Let’s Get Behind This Effort To Reduce Gun Violence.
Over the weekend, I received a message from our good friend, Shannon Watts, asking me to donate to an organization, Advance Peace, which is working to reduce gun violence. My only regret is that I couldn’t send more money because right now I am scraping together all my dough to give to the DNC for 2022.
I’m not such a po’ boy that I won’t give Shannon another donation when she asks again, because I always do what Shannon asks me to do.
Be that as it may, I wanted to spend a bit of time talking about the efforts of Advance Peace and other organizations which refer to themselves as conducting ‘deterrence’ programs to identify people most at risk of being involved with gun violence and offering them pathways that will deter the violence before it occurs.
Getting down to the street level and working with individuals who are prone to get involved in the endless and continuous cycle of inner-city gun violence has been a strategy led by various groups since the 1990’s, chief among them being Ceasefire, a program that first started in Boston in 1996, and Cure Violence, which came out of Chicago in 2000. Both programs operate in cities across the United States.
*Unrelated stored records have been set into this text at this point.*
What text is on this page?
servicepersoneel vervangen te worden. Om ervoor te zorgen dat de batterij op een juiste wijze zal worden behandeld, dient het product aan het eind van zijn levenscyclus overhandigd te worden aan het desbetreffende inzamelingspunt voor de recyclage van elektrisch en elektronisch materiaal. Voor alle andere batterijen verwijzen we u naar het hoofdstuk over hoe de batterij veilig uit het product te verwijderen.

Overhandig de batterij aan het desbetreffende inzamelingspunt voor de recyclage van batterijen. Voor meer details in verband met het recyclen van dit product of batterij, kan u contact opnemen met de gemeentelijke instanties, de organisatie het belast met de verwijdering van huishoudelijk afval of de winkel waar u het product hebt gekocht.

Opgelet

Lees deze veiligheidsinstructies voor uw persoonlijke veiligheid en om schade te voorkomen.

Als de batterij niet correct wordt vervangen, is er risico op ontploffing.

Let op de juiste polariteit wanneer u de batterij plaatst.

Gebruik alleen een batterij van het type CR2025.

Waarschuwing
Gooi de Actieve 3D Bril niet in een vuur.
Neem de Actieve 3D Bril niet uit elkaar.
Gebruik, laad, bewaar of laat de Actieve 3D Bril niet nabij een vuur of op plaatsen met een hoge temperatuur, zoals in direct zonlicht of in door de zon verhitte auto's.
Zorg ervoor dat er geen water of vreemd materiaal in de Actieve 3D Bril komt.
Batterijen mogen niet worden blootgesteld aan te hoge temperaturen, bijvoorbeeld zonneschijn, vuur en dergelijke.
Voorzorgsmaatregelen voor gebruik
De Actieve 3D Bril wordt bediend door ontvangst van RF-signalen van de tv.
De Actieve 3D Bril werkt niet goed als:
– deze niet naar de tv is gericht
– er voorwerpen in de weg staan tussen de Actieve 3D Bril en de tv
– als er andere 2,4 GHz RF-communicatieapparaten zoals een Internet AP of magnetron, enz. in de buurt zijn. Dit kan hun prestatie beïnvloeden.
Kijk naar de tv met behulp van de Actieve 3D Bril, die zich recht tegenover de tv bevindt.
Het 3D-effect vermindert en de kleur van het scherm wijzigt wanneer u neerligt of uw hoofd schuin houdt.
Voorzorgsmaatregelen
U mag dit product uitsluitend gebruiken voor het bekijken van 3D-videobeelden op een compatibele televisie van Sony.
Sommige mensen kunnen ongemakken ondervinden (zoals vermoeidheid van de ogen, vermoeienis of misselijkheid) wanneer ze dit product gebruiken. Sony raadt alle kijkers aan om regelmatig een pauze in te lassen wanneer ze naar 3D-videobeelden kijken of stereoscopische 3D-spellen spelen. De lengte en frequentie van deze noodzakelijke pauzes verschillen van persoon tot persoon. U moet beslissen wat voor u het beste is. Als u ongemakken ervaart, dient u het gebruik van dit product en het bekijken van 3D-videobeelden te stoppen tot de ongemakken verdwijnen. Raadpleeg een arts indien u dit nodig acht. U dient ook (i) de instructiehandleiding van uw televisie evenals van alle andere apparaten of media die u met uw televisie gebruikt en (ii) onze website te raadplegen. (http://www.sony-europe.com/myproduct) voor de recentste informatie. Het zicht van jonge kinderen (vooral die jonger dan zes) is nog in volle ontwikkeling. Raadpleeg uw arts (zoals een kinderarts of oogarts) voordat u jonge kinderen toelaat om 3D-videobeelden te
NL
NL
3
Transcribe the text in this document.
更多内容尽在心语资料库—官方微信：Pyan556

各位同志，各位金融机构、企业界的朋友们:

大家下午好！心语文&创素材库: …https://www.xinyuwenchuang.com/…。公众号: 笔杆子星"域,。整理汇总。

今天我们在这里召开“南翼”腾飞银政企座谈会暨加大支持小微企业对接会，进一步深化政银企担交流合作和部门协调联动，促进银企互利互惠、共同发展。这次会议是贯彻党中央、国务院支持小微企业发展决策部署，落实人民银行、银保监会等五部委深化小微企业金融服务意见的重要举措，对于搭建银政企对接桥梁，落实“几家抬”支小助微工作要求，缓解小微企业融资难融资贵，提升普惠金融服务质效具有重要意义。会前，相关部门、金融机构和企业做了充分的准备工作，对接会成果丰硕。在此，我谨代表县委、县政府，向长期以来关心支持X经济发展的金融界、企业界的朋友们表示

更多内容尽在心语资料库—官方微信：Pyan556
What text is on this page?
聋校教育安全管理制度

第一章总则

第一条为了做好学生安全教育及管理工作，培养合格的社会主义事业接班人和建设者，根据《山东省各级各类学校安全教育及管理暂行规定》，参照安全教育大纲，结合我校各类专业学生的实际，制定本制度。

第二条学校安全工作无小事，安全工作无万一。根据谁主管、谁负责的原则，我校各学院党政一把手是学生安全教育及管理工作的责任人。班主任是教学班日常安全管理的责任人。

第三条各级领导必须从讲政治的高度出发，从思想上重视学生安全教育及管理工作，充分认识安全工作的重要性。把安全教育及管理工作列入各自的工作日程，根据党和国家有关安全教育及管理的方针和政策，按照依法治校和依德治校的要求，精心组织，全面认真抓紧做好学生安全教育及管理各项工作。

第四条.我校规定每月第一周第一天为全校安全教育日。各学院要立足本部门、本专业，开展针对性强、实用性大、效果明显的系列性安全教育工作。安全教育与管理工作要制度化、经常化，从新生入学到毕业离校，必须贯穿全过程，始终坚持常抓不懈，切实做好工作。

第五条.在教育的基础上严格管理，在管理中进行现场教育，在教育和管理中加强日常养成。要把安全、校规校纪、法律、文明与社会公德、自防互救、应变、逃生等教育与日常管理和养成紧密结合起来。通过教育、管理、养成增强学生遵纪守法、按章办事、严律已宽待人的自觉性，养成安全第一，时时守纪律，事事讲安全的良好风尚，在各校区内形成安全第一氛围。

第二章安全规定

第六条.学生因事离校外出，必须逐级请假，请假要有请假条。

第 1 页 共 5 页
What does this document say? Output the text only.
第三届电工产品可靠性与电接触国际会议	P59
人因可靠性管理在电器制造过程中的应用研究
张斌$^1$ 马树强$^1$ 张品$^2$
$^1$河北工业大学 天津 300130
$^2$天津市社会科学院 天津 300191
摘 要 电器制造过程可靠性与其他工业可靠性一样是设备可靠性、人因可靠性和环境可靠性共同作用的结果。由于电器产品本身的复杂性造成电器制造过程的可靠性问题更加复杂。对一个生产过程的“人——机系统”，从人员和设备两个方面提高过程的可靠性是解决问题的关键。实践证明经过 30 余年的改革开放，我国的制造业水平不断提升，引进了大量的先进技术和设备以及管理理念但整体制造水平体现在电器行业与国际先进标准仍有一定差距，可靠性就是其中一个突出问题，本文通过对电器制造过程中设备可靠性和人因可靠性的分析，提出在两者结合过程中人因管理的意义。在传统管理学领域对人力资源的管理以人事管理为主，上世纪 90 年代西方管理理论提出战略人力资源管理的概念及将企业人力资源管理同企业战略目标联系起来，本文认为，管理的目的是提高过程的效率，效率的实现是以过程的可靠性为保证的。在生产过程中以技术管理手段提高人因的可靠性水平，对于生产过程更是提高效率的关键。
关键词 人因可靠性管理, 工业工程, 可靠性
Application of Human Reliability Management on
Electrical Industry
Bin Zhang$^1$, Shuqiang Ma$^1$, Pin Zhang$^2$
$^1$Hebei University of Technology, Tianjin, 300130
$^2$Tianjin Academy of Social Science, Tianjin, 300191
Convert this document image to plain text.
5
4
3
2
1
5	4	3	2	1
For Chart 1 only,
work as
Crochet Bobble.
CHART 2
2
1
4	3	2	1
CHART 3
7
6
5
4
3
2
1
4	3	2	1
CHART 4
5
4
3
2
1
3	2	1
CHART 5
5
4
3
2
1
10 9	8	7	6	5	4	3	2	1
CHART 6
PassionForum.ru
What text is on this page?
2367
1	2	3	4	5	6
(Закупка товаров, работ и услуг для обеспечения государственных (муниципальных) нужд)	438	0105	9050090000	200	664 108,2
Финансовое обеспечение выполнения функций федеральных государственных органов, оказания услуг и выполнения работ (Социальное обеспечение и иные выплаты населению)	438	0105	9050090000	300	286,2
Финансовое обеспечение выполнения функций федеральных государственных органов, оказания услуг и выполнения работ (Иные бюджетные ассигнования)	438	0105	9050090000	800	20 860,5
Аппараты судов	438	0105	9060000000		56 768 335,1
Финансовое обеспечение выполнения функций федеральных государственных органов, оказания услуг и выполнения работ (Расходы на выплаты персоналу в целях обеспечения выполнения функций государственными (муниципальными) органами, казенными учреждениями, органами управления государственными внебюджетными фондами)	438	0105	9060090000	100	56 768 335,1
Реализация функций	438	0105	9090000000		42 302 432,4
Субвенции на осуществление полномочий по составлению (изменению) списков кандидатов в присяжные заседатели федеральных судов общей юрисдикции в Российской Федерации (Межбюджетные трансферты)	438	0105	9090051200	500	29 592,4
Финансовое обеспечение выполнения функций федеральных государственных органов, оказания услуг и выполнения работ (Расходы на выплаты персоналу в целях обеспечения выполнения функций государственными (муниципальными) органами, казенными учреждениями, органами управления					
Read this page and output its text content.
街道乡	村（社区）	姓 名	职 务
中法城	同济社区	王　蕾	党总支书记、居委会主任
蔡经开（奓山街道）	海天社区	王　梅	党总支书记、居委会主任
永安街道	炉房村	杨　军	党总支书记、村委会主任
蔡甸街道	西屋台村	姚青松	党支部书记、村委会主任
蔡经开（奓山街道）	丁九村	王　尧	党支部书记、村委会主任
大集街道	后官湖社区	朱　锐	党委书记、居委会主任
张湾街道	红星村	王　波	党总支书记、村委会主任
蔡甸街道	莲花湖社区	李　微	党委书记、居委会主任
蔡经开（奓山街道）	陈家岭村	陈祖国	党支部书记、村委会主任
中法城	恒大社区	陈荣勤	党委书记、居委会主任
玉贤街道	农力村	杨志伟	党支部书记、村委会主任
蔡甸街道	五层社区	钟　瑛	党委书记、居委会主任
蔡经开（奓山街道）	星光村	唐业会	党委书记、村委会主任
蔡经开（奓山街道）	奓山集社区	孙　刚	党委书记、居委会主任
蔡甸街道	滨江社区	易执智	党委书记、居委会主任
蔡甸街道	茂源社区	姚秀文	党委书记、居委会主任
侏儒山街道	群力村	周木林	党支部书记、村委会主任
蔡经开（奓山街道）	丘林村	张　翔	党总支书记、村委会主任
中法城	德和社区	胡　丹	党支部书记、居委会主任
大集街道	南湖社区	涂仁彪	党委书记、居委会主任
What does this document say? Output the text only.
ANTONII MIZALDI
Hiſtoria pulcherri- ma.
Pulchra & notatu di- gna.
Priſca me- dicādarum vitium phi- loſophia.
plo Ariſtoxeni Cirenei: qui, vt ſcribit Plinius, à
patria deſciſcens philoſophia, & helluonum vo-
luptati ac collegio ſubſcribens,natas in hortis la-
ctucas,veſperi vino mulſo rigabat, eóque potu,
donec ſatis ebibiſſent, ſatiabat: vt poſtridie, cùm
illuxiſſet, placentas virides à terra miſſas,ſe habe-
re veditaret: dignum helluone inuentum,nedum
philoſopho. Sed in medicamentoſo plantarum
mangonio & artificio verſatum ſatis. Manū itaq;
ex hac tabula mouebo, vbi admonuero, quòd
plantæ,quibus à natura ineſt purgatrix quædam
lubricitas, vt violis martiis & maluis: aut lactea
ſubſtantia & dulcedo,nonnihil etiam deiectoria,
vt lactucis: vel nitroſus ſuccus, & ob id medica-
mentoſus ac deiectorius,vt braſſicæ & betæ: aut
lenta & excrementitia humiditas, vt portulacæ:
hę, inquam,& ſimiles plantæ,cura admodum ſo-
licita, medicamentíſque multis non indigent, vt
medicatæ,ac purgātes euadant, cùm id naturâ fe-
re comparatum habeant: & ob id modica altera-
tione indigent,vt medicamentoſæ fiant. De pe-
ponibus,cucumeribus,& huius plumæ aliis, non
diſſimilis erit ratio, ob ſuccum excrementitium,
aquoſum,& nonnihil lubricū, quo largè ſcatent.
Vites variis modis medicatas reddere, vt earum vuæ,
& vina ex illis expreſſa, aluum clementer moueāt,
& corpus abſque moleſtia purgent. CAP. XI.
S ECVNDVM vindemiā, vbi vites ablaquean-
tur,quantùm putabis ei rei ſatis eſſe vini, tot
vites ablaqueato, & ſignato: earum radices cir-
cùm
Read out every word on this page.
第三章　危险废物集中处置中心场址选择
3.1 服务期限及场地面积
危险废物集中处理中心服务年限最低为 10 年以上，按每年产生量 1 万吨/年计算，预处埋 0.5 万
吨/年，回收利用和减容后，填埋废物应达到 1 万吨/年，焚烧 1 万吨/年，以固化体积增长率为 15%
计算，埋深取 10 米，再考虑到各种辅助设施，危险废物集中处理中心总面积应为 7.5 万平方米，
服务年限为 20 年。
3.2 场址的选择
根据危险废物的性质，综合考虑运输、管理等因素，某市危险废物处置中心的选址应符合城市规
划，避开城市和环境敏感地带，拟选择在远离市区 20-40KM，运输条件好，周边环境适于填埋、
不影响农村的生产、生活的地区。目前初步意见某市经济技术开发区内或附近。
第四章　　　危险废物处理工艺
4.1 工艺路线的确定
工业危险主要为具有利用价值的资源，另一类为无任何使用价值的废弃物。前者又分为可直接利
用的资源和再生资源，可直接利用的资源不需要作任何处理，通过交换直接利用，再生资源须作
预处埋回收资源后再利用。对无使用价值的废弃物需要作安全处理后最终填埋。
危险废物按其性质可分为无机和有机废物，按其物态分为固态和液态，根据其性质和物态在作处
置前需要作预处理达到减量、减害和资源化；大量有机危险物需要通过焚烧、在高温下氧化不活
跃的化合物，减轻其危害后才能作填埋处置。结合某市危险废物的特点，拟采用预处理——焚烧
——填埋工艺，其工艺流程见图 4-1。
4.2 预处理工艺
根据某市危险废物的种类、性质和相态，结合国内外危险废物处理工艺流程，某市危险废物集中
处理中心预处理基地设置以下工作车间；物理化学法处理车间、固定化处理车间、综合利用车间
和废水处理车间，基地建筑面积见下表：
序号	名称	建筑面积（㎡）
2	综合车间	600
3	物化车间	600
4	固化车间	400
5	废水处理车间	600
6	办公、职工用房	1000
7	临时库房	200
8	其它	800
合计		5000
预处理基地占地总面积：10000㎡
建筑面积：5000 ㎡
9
What makes Advance Peace unique in this workspace is the focus not on group deterrence, particularly working with members of gangs, but identifying the most vulnerable individuals, and dealing with them on an intensive, individual level. The targets of this effort are given eighteen-month Peacemaker Fellowships which hopefully will guide these Fellows into productive and non-violent lives.
The program run by Advance Peace in Sacramento went from July 2018 through December of the following year. For all of 2019, Sacramento registered a 21% decline in gun homicides and gun assaults. As someone who spends part of every day looking at gun-violence data, I can tell you that a 21% decrease in a city the size of Sacramento is a very, very big deal.
But what about the bottom line? How much are we paying to see this evident reduction in gun violence? The ROI (costs versus benefits) is often cited as a reason such programs are pie-in-the-sky responses which can never be sustained. True or not true?
You can find a very detailed financial analysis of the Advance Peace Sacramento program on their website. The analysis was done by faculty at Berkeley’s Institute of Urban and Regional Development (IURD), so this report is a no-bullshit deal. And here’s what it says:
· The Fellows were 98% male, average age of 23 years, 96% African-American, 65% with prior arrest or incarceration, 84% unemployed and 84% victims of a prior gun injury.
· By the end of 2019, 64% completed the program, 90% had no new gun charges, 44% had no new arrests, 25% achieved positive life-changing milestones, and 20% were employed.
What did these numbers mean in terms of ROI? By dividing the financial benefits of the program by its costs, for every dollar that was spent on the program, the city of Sacramento did not lose between $18 and $41 in costs that would have occurred had gun violence in the city remained at its pre-program level. These costs included policing, incarceration, medical and unemployment expenses.
So, both in terms of the human and financial results of this effort, we have to say that the Advance Peace program scored well. And let’s not forget that this was one of th4e first two such programs that ran in 2019, the other being a program in Richmond, CA which had comparable results.
Interested in reducing urban violence in a community where you live? You can connect with Advance Peace and begin the process of bringing them to your city right here.
Because I’m Mike the Gun Guy™ and Mike the Gun Guy™ always has to say something a little critical about efforts to reduce gun violence even when he likes a particular effort very much, as is the case with Advance Peace. So here goes.
According to the IURD report, the program staff interrupted and therefore prevented 58 gun assaults by mediating at least 58 conflicts where someone was carrying a gun. In other words, without the presence of Advance Peace in these high-violence neighborhoods, perhaps 58 or more individuals would have been injured or killed. Fine.
But — and it’s a very important but — after these mediations took place, what happened to the gun? The report is silent on that point.
Is it realistic to talk about permanently lowering the violence level in any community or neighborhood when the number of guns floating around in that area stays the same? Cn we realistically pin our hopes for the reduction of community violence if the means of committing that violence doesn’t change?
Don’t get me wrong. The work being done by Advance Peace is important and really does deserve all our support. You can and should send them some dough right here.
Let’s just not forget the other side of the coin which is that gun violence wouldn’t be tearing up inner-city community life without all those guns.